Immuable, le voyageur est casé, numéroté et contrôlé dans le damier du wagon, cette réalisation parfaite de l'utopie rationnelle. La surveillance et la nourriture y circulent de case en case : "Contrôle des billets" ... "Sandwiches ? Bière ? Café ? ...". Seuls les W.C. ouvrent une fuite dans le système clos. C'est le fantasme des amoureux, l'issue des malades, l'escapade des enfants ("pipi !"), - un coin de l'irrationnel, comme l'étaient les amours et les égouts dans les Utopies de jadis. Mis à part ce lapsus abandonné aux excès, tout est quadrillé. Ne voyage qu'une cellule rationalisée. Une bulle du pouvoir panoptique et classificateur, un module de l'enfermement qui rend possible la production d'un ordre, une insularité close et autonome, voilà ce qui peut traverser l'espace et se rendre indépendant des enracinements locaux.
Au-dedans, l'immobilité d'un ordre. Ici règnent le repos et le rêve. Il n'y a rien à faire, on est dans l'état de raison. Chaque chose y est à sa place comme dans la Philosophie du droit de Hegel. Chaque être est posé là comme un caractère d'imprimerie sur une page militairement rangée. Cet ordre, système organisationnel, quiétude d'une raison, est pour le wagon comme pour le texte la condition de leur circulation.
Dehors, une autre immobilité, celle des choses, régnantes montagnes, verdures étendues, villages arrêtés, colonnades de buildings, noires silhouettes urbaines dans le rose du soir, scintillements de lumières nocturnes d'une mer d'avant ou d'après nos histoires.
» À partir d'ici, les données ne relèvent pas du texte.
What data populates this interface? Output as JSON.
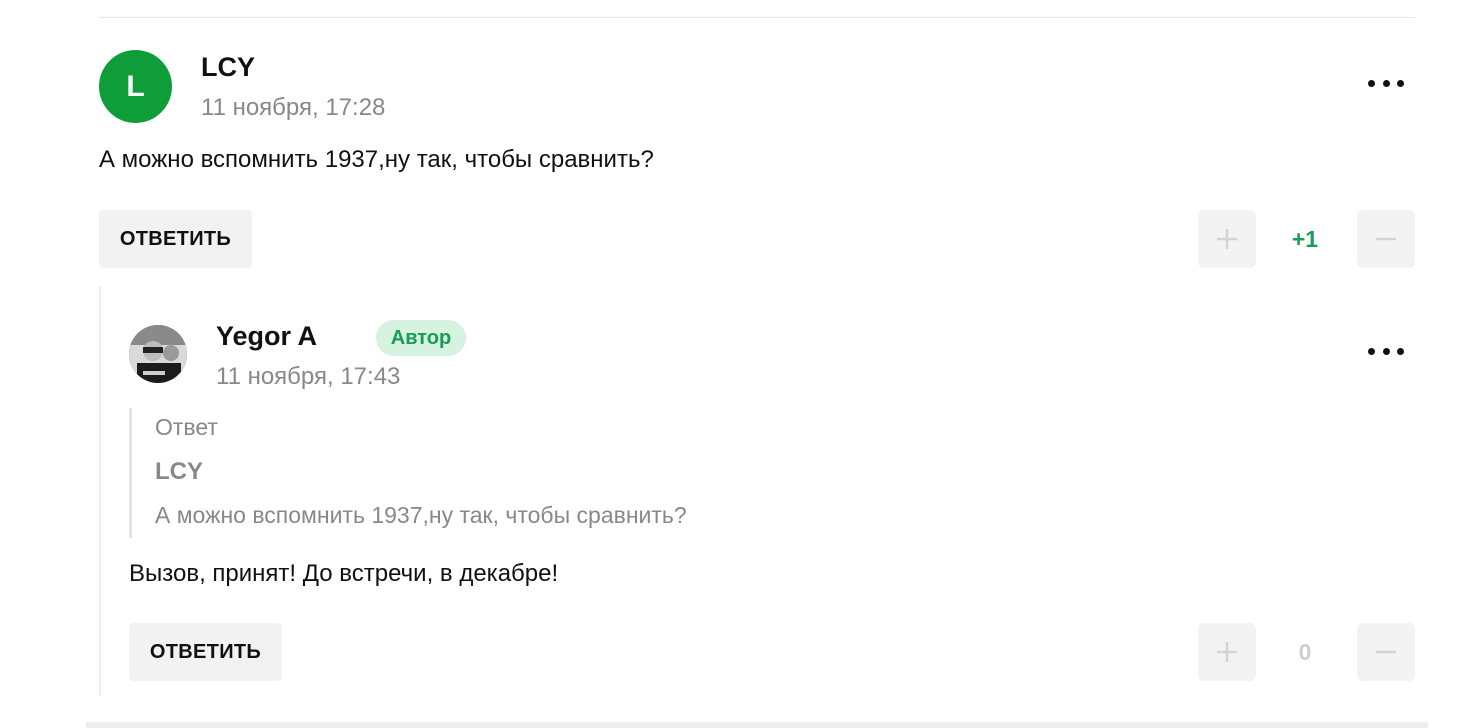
{
  "comments": [
    {
      "avatar_letter": "L",
      "author": "LCY",
      "date": "11 ноября, 17:28",
      "text": "А можно вспомнить 1937,ну так, чтобы сравнить?",
      "reply_label": "ОТВЕТИТЬ",
      "rating": "+1",
      "rating_color": "#1a9c55"
    },
    {
      "author": "Yegor A",
      "badge": "Автор",
      "date": "11 ноября, 17:43",
      "quote": {
        "label": "Ответ",
        "author": "LCY",
        "text": "А можно вспомнить 1937,ну так, чтобы сравнить?"
      },
      "text": "Вызов, принят! До встречи, в декабре!",
      "reply_label": "ОТВЕТИТЬ",
      "rating": "0",
      "rating_color": "#cfcfcf"
    }
  ],
  "icons": {
    "more": "more-horizontal-icon",
    "upvote": "plus-icon",
    "downvote": "minus-icon"
  },
  "colors": {
    "avatar_green": "#0f9d3a",
    "badge_bg": "#d6f2e1",
    "badge_text": "#1a9c55"
  }
}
Le train généralise la Melencolia de Dürer, expérience spéculative du monde : être hors de ces choses qui restent là, détachées, absolues,et qui nous quittent sans qu'elles y soient pour rien ; être privé d'elles, surpris de leur éphémère et tranquille étrangeté. Émerveillement dans l’abandonnement. Pourtant elles ne bougent pas. Elles n'ont de mouvement que celui que provoquent entre leurs masses les modifications de perspective moment après moment ; mutations en trompe-l’œil. Comme moi, elles ne changent pas de place, mais la vue seule défait et refait continuellement les rapports qu'entretiennent entre eux ces fixes.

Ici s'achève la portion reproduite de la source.